Feb 8 – 11
We leave Eva at the airport in Auckland ( 😦 ) and continue north towards Whangarei, supposedly 2 hours away, if it wasn’t for the fact that we took a wrong turn and ended up going a longer, albeit more scenic, way. We have two full days to spend in Northland, which is not much, but it’s better than nothing. One can do a lot of things around Whangarei: coastal walks, watersports, diving, sandboarding in the dunes, hiking in native forest, or just chilling on the beach. Which was the original idea, if it wasn’t for the fact that from mediterranean summer we landed straight into Scottish winter, with everything it carries along: cold, wind, rain, fog and rough sea. No one in their right mind would go to the beach, not even me.
Whangarei does not offer much to do on a rainy day (or on a sunny day, for that matter, the city centre at 6pm looks like a plague broke out and wiped out the entire population), but there is a kiwi breeding station, so we go check out the country’s national symbol. They have a fairly big glass room that simulates a forest environment at night (so people can visit), while they leave the light on during the actual night. A few times a day someone comes inside and randomly places worms into the ground, so that the birds learn how to find food in the wild. Supposedly the kiwis are solitary and territorial and they bond with a mate for life. When a young bird is born, it’s perfectly fit to take care of itself and its parents immediately kick it out and suggest it should find its own place. The station currently keeps a pair of adolescent kiwis, a male and a female (who may form a bond or they may not, it’s apparently too soon to tell) but they seem to disrespect the kiwi conventions, as they constantly visit each other in their little dens and hang out together all the time. Bloody teenagers.
The rain stops in the afternoon, so we go for a little walk around the coast towards a lighthouse some 40 minutes drive from Whangarei, but we soon find out the path is inaccessible due to the sea condition. We head back to town and discover a mirage: an unbelievably packed irish pub. So this is where everybody is…I surely cannot blame them, I think I would become an alcoholic in no time if I lived around here.
Day two: the weather is even worse but we nevertheless decide to take a 500 km round trip to the northernmost point of New Zealand: Cape Reinga. It’s not like we have an awful range of things to do to pick from, so between sitting at home and sitting in a car, we decide we may as well drive. It must be a wonderful trip on a nice day. Mind you, it’s still pretty awesome on a horrible day. It takes us over 3 hours to get there following the highway 1 (strangely this one does not have any funny nickname). The landscape is amazing, “just” before reaching Cape Reinga, the highway follows the 90-miles beach, as in, the beach is the highway for guess how long (there is a tarmac possibility, too).

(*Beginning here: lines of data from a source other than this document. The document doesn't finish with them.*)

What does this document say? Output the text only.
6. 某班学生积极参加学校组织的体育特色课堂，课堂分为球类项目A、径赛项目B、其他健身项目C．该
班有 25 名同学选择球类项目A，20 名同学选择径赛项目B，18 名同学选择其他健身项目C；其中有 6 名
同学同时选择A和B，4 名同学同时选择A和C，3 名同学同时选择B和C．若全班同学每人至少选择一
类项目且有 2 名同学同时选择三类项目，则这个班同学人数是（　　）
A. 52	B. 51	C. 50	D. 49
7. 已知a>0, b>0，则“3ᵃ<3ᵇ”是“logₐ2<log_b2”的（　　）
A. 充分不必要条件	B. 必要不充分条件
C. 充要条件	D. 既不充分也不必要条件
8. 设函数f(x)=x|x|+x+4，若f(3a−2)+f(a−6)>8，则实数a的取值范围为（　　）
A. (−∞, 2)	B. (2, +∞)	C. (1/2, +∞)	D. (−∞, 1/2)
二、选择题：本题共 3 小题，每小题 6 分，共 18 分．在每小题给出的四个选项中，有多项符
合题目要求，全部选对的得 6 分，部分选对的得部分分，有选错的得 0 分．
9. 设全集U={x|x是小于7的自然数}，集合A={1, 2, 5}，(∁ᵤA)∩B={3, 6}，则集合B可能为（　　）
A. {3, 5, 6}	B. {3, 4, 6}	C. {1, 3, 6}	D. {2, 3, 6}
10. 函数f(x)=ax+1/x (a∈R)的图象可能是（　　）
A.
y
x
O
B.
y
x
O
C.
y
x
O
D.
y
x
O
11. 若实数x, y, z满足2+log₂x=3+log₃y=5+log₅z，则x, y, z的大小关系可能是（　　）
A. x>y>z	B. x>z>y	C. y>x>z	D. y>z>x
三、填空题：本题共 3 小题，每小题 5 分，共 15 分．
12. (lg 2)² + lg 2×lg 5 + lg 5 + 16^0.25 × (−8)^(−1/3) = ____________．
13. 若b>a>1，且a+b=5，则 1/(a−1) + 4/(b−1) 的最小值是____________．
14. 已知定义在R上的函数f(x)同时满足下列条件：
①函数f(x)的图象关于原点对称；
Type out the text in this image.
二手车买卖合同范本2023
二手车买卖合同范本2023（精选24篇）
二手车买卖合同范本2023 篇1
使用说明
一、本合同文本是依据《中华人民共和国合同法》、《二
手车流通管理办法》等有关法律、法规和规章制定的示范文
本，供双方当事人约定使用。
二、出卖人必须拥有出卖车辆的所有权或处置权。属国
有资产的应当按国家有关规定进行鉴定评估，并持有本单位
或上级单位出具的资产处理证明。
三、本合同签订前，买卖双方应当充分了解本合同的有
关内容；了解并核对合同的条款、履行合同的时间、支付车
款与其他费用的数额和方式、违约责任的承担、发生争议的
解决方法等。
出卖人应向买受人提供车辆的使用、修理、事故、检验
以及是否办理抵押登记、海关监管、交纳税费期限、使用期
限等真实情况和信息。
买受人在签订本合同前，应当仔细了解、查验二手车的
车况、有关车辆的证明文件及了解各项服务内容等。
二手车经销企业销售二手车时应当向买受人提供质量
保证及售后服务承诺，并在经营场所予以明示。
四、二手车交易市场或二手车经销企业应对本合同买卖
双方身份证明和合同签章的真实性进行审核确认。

Many settlers in this area are of Croatian descent, they were coming here to work as gum diggers from kauri trees, so you can read a “Dobro došli” next to the conventional “Welcome” and “Haere mai” when you drive through the villages. It’s about 15 minutes walk from the car park at km 0 of the highway to the lighthouse at Cape Reinga, but the fog is so thick that we only realize it’s there when we stand in front of it. It’s kind of cool, though. I hope it doesn’t actually serve as lighthouse, because it would not be of much use today. Then its the same long drive home, with a few stops for photos, at least we manage to find a good radio that plays a lot of hard rock and doesn’t do much talking (and no commercials).
On the next day I need to drive Sara back to Auckland airport, amid a little bit of unwanted excitement. As we paid for the petrol upfront, we can return the car empty. I miscalculated how much petrol we are gonna need to get to Auckland, and when I realize we may have a problem, we are on the ring road with no petrol station anywhere near us. When I finally I park the car (which must be running on fumes by now) at the rental shop at the airport, I am covered in cold sweat and thanking any deity I can think of for having spared us a huge embarrassment. But at least I managed to get Sara to the airport on time. Thank you for coming to see me, it really means a lot! Ciao, bella!